Фонарик покатился по полу, освещая доски, точно прожектор на лесосплаве. В полумраке дальней стены отчаянно боролась Стречи, пытаясь справиться с Паттерсоном, настойчивым, точно ротвейлер, когда тот войдет в охоту. Удар по лицу отбросил его в сторону. Шатаясь, он двинулся навстречу нападающему, но у того, по всей видимости, на месте кулаков были отбойные молотки. Паттерсон рухнул на дощатый пол, но пощады не нашел и там. Неведомый противник ухватил его за шиворот, двинул головой — и ему точно расквасили нос обухом топора. Боль была невыносимой. Последней мыслью теряющего сознание Паттерсона было: жизнь — нечестная штука.
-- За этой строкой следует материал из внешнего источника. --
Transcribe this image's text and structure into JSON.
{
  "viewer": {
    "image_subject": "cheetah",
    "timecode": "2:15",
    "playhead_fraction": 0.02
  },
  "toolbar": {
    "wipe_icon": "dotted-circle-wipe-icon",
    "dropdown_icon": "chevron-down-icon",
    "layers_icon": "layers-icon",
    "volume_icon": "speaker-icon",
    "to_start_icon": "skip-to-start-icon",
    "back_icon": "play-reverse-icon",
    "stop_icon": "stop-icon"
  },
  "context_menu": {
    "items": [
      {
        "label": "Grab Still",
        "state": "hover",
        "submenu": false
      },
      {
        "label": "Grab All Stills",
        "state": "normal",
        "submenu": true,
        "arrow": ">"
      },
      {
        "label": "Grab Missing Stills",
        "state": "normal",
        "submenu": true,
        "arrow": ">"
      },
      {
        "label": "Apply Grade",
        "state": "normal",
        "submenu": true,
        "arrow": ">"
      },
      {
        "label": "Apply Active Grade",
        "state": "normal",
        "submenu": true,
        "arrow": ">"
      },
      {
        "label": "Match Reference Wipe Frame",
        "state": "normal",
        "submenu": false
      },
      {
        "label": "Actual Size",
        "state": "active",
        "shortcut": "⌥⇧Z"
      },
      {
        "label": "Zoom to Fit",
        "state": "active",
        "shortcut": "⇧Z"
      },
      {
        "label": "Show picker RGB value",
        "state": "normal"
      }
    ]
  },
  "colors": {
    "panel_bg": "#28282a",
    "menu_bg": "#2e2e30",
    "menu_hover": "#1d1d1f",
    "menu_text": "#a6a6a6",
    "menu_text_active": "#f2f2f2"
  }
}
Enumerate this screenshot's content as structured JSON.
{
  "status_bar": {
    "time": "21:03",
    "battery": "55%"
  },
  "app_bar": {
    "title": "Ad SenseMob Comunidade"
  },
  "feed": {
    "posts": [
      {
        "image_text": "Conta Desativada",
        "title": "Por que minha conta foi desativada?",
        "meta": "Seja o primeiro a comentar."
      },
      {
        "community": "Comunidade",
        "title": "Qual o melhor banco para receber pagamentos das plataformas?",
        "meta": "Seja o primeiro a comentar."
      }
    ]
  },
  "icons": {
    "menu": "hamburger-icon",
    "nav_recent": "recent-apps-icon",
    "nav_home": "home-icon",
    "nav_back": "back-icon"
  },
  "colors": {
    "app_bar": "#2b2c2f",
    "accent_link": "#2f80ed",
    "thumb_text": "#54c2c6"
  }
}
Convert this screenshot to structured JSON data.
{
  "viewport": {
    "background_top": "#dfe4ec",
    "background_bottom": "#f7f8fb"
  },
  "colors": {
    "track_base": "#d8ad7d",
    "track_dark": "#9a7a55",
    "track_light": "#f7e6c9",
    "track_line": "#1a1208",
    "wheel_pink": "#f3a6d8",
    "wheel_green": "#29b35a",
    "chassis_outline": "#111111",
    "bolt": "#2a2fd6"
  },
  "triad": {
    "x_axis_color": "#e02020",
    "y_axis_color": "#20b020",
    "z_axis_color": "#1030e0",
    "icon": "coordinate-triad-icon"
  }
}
Между тем мысль эта продолжала находить подтверждение. Мужчина подскочил к лежащему, нагнулся над ним и двинул носком ботинка по ребрам. Недвижный Паттерсон издал какой-то хрюкающий звук. На обнаженную Стречи его обидчик едва взглянул.

— Одевайся, — сказал он и, поспешив через комнату, угостил таким же ударом Фрэнки — на случай, если тот вздумает очухаться.

Он подобрал фонарик. Осматривая с его помощью помещение, он избегал направлять луч на Стречи, да и сам стоял спиной к ней, дожидаясь, пока она соберет с пола свою одежду.

— Я не опоздал? — коротко спросил он.

— Почти, — честно ответила она. — Но ничего такого не случилось.

— Их было только двое?

— Да. Обними меня, Микки.

Теперь он обернулся и посмотрел на нее, направив луч фонарика в другую сторону. Микки Старр. В полумраке она обернулась к нему, держа на весу, на уровне своей талии, ворох одежды. В своей наготе она была так естественна; она неотрывно смотрела на него — даже ареолы сосков были точно два немигающих глаза. Губы ее слегка приоткрылись, но она ничего не сказала. Одежда ее упала на пол. Она протянула к нему руки — ни дать ни взять нимфа с картины викторианских времен: Потерянная и Обретенная.